Un jour, je serai RRH… ou l'itinéraire d'une jeune RH pleine d'enthousiasme

 

C’est quoi le DIF?

Le DIF, c’est le Droit Individuel à la Formation, institué par une merveilleuse loi de 2003. Le principe est simplissime mais méritait d’être écrit noir sur blanc: tous les salariés ont le droit d’être formé.

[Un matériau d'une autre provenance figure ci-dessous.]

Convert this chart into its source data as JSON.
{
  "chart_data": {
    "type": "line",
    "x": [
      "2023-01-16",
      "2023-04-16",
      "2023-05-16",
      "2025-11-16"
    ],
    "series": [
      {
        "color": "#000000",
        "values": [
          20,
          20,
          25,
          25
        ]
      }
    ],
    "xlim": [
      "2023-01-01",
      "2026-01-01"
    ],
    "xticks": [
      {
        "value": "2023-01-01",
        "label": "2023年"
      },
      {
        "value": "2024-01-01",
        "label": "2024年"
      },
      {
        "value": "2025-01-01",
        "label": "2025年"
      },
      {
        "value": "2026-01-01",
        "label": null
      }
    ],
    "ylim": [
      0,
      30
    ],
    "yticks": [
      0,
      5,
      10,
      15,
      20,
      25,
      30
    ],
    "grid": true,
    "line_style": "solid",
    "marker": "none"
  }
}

Concrètement, le DIF a pour objectif de permettre à tout salarié de se constituer un crédit d’heures de formation de 20 heures par an, cumulable sur six ans dans la limite de 120 heures. C’est le salarié qui doit être à l’initiative de l’utilisation de son DIF mais l’employeur doit donner son accord. Il s’agit de formations hors du temps de travail (sauf disposition conventionnelle contraire) prises en charge par l’employeur. Le salarié est libre d’y avoir recours, mais s’il décide de ne pas l’utiliser, il ne peut pas demander de compensation financière à son employeur au titre des heures acquises et non utilisées. Lors de la rupture du contrat de travail, le salarié peut demander la portabilité de son DIF, c’est-à-dire que ses droits ne sont pas perdus et sont reportés chez le nouvel employeur.

En bref, le DIF est une chance incroyable pour chacun, il permet aux salariés de continuer à se former! Néanmoins, certains employeurs s’amusent à mettre des bâtons dans les roues des salariés en refusant les formations demandés pour des motifs fallacieux… et en en proposant d’autres, moins intéressantes bien souvent. Alors, pourquoi ne pas demander l’aide de son Délégué du Personnel pour négocier son DIF?

Le DIF, c’est bien, ce n’est pas assez utilisé & connu, dommage!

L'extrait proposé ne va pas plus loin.